Увы, она слишком глубоко погрязла в этой истории, и теперь решение уже не придёт по велению одной лишь мысли. Придётся долго и упорно разгребать этот бардак, пока не воцарится полный порядок и понимание.
– Обожаю понимание… – приглушённо бубнит Афина, поднимая над коленями верхнюю половину лица.
Она с недовольством уставилась в стену, ощущая мелкую режущую боль в покрасневших от недосыпа глазах. Ситуацию не спасает даже максимально приглушённый мягкий свет поточной лампы. Сейчас он лишь раздражает.
Что ж, нужно приходить в себя. Для этого стоит начать с малых, но очевидных истин:
Во-первых, никакого трижды неладного Умника вчера не было, это лишь дурной сон, от которого она очухалась уже пятый или седьмой раз за ночь;
Во-вторых, никакая она не Фея и никогда ею не была;
В-третьих, она по-прежнему Афина – единственная, неповторимая и немножко невыспавшаяся;
В-четвёртых, невыспавшаяся, всё-таки, не немножко;
В-пятых, Аксель вчера не закончил свой рассказ, поэтому все текущие выводы бессмысленны и вообще не выводы, а лишь догадки.
Резюмируя вышесказанное – хоть Афина и большая умница, разложившая всё по полочкам, но вставать и приводить себя в порядок всё равно придётся.

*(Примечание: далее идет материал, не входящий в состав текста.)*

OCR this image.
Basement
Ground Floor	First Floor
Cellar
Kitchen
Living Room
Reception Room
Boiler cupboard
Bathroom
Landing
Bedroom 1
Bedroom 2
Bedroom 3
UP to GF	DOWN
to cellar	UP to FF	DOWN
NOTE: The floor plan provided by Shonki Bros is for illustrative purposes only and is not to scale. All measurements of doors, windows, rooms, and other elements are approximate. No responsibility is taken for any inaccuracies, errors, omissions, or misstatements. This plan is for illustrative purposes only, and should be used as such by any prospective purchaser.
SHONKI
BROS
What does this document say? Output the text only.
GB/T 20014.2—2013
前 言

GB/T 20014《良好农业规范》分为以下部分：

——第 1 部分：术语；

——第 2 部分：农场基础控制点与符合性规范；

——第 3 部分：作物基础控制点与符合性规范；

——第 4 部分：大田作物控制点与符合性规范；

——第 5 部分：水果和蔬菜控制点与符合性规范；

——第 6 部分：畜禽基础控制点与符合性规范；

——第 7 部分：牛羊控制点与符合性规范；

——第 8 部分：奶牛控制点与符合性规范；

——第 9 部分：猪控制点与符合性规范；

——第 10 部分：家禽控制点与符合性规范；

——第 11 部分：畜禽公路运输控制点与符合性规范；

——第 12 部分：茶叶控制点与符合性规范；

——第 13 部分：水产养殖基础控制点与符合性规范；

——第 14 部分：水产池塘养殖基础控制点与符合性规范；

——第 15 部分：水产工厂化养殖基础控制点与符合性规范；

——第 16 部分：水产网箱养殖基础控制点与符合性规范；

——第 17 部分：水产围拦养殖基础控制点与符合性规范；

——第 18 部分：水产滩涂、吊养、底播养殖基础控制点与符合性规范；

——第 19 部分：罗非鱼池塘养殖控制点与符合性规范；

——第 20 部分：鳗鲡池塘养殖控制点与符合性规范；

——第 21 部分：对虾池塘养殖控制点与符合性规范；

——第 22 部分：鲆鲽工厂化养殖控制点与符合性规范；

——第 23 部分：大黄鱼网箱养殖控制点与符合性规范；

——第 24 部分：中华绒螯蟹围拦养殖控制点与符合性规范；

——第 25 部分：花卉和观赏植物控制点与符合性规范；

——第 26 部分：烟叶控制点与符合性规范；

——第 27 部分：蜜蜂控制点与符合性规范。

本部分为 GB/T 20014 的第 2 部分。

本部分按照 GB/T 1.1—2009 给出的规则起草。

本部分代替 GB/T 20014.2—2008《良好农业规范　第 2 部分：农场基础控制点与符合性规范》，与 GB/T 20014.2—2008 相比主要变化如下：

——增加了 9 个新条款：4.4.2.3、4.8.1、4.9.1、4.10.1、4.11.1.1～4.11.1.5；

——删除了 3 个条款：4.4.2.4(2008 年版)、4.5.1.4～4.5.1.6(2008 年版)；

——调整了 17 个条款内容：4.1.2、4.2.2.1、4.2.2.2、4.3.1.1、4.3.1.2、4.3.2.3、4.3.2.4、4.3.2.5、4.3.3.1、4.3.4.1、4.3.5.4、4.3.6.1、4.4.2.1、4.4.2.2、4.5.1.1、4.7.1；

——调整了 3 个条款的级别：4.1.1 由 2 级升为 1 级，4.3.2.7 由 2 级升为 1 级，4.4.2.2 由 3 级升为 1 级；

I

И делать это нужно сейчас. Время к утру, а она только что очнулась от очередной попытки погрузиться в кошмар, где её насильно отправляют назад в голову к Первому.
Дикари! И плевать, что они делают это только в её воспалённом воображении.
Утомлённо постанывая, девушка придвинулась к краю кровати и плавно опустила ноги на пол. Прикоснувшись ступнями к холодной гладкой поверхности, она недовольно поёжилась и вздохнула.
«Как же всё неудобно!»
– Свет, – тихо произносит Афина, и мягкое приглушённое освещение комнатки плавно становится более ярким.